For any artist or someone searching for belief in oneself (which is everyone!) it’s the story to watch if you’ve committed to this life. It captures the pain and struggle artists go through but most importantly, it captures this band’s undying passion to their artistic faith which is not what I expected to relate to in a heavy metal band.

If you haven’t seen this film already, you must! It’s very easy to connect with and touring with a band that’s still kickin’ it after 30 years is not a story everyone can tell. But it’s the one Sacha knew how to tell and he went from being a proven screenwriter to directing. He graduated in 1999 from the UCLA MFA writing program. He’s directing his next feature Alfred Hitchcock and the Making of ‘Psycho’. He cited the origin of how The Story of Anvil came about, the inception beginning around age 15 for him when he met the band backstage and how Anvil found its way back to him 20+ years later. It’s a story he told because he believed in it, in spite of everyone telling him not to do it.
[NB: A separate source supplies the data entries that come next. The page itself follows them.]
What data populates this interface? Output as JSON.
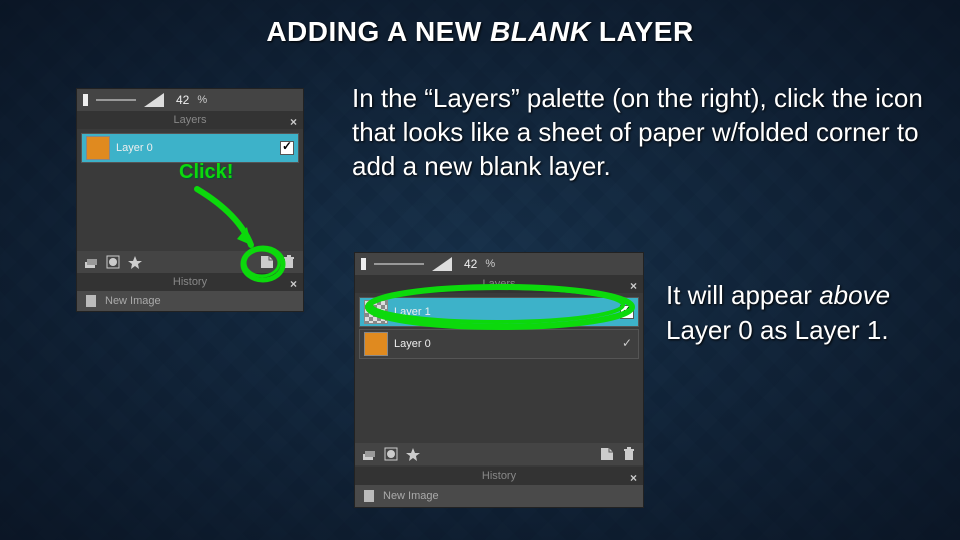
{
  "title": {
    "pre": "ADDING A NEW ",
    "em": "BLANK",
    "post": " LAYER"
  },
  "desc1": "In the “Layers” palette (on the right), click the icon that looks like a sheet of paper w/folded corner to add a new blank layer.",
  "desc2": {
    "t1": "It will appear ",
    "em": "above",
    "t2": " Layer 0 as Layer 1."
  },
  "panelA": {
    "opacity": "42",
    "pct": "%",
    "tab_layers": "Layers",
    "tab_history": "History",
    "layer0": "Layer 0",
    "new_image": "New Image"
  },
  "panelB": {
    "opacity": "42",
    "pct": "%",
    "tab_layers": "Layers",
    "tab_history": "History",
    "layer1": "Layer 1",
    "layer0": "Layer 0",
    "new_image": "New Image"
  },
  "annot": {
    "click": "Click!"
  }
}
One of the remarkable things that I drew from in the doc is that after 30 years, this band never stopped believing and they never stopped practicing. You’ve got to really stay in shape when you do this kind of work and that means acting every day, writing every day and that’s how you get to be Sacha Gervasi who wrote 14 scripts before he finally figured it out or Anthony Hopkins and Helen Mirren who are starring in Gervasi’s next picture. Tony (who I worked with in Nixon and was just the nicest guy) was Sir Laurence Olivier’s understudy. And I remember Helen Mirren saying in an article when she was receiving all of her Oscar accolades, after years of being an actress, that it will probably never be better for her in her career, but she never gave up and would always return to the work.
I liked Sacha because you know…he seemed happy. And maybe it was an illusion, but it’s hard to find that in this industry. I think that’s why there are so many self help resources in Los Angeles, because this is an industry that asks you every day, if you know who you are. Many people don’t turn to the Arts because it’s a tough journey to be on when you don’t know that answer.
If I believed in anything Sacha said to us, it was to believe in yourself and that it’s hard work because it’s meant to be hard. But don’t take my word for it. Take Anvil’s.
By the way actors, if you want to study a character who is full of layers, filled with highs and lows, really vivid but also connected to the truth, study “Lips.”